Eine übliche Nebenwirkung ist kein Indikator für einen Impfschaden. Auch dann nicht, wenn es sich um eine ausgeprägte Impfreaktion handelt. Das hat das Landessozialgericht Baden-Württemberg am 28. April 2022 (Az.: L 6 VJ 254/21) entschieden.

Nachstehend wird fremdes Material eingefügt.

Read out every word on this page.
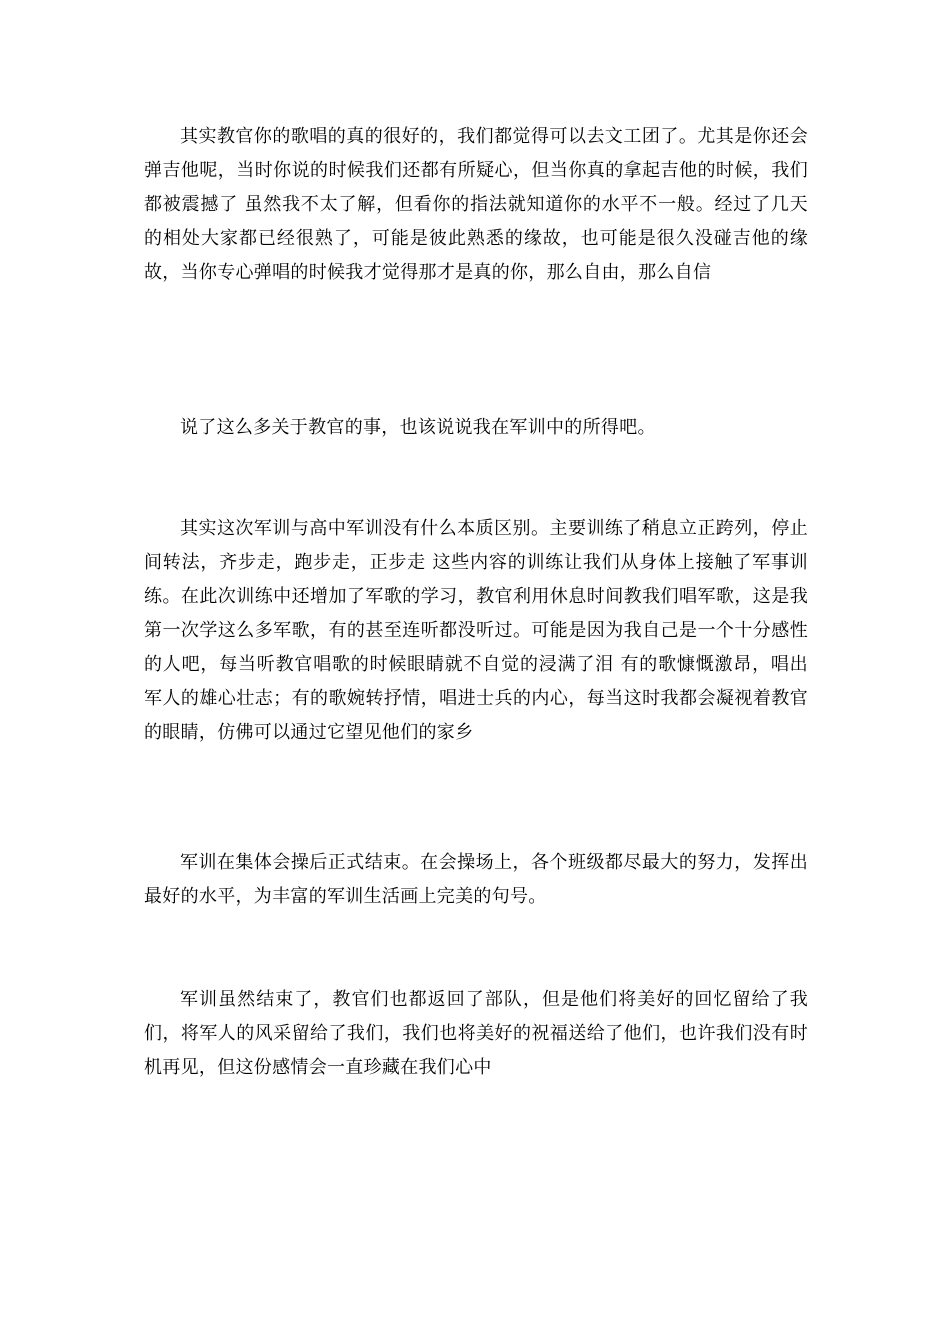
其实教官你的歌唱的真的很好的，我们都觉得可以去文工团了。尤其是你还会弹吉他呢，当时你说的时候我们还都有所疑心，但当你真的拿起吉他的时候，我们都被震撼了 虽然我不太了解，但看你的指法就知道你的水平不一般。经过了几天的相处大家都已经很熟了，可能是彼此熟悉的缘故，也可能是很久没碰吉他的缘故，当你专心弹唱的时候我才觉得那才是真的你，那么自由，那么自信

说了这么多关于教官的事，也该说说我在军训中的所得吧。

其实这次军训与高中军训没有什么本质区别。主要训练了稍息立正跨列，停止间转法，齐步走，跑步走，正步走 这些内容的训练让我们从身体上接触了军事训练。在此次训练中还增加了军歌的学习，教官利用休息时间教我们唱军歌，这是我第一次学这么多军歌，有的甚至连听都没听过。可能是因为我自己是一个十分感性的人吧，每当听教官唱歌的时候眼睛就不自觉的浸满了泪 有的歌慷慨激昂，唱出军人的雄心壮志；有的歌婉转抒情，唱进士兵的内心，每当这时我都会凝视着教官的眼睛，仿佛可以通过它望见他们的家乡

军训在集体会操后正式结束。在会操场上，各个班级都尽最大的努力，发挥出最好的水平，为丰富的军训生活画上完美的句号。

军训虽然结束了，教官们也都返回了部队，但是他们将美好的回忆留给了我们，将军人的风采留给了我们，我们也将美好的祝福送给了他们，也许我们没有时机再见，但这份感情会一直珍藏在我们心中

In dem der Entscheidung zugrundeliegenden Sachverhalt, klagte eine 56 jährige Frau, die im Dezember 2015 gestürzt war und sich dabei eine Wunde und eine Prellung zugezogen hatte. Noch am selben Tag wurde sie mit einem Kombinationsimpfstoff gegen Tetanus, Diphterie und Keuchhusten geimpft. In der Folge bildeten sich an der Einstichstelle auf ihrer linken Schulter ein sogenanntes Granulom, eine knötchenförmige Gewebeneubildung, die durch Ansammlung von Fresszellen des Immunsystems entsteht.
Das beklagte Land Baden-Württemberg erkannte mit Bescheid vom Juni 2017 als Folge einer Impfschädigung eine leicht verhärtete druckschmerzhafte Fläche im Bereich des Schultermuskels und unterhalb dessen eine rot-bläulich verfärbte Verhärtung, an. Für eine Beschädigtengrundrente reiche das aber nicht aus, da -nach Ansicht des Landes- der Grad der Schädigung nicht hoch genug war.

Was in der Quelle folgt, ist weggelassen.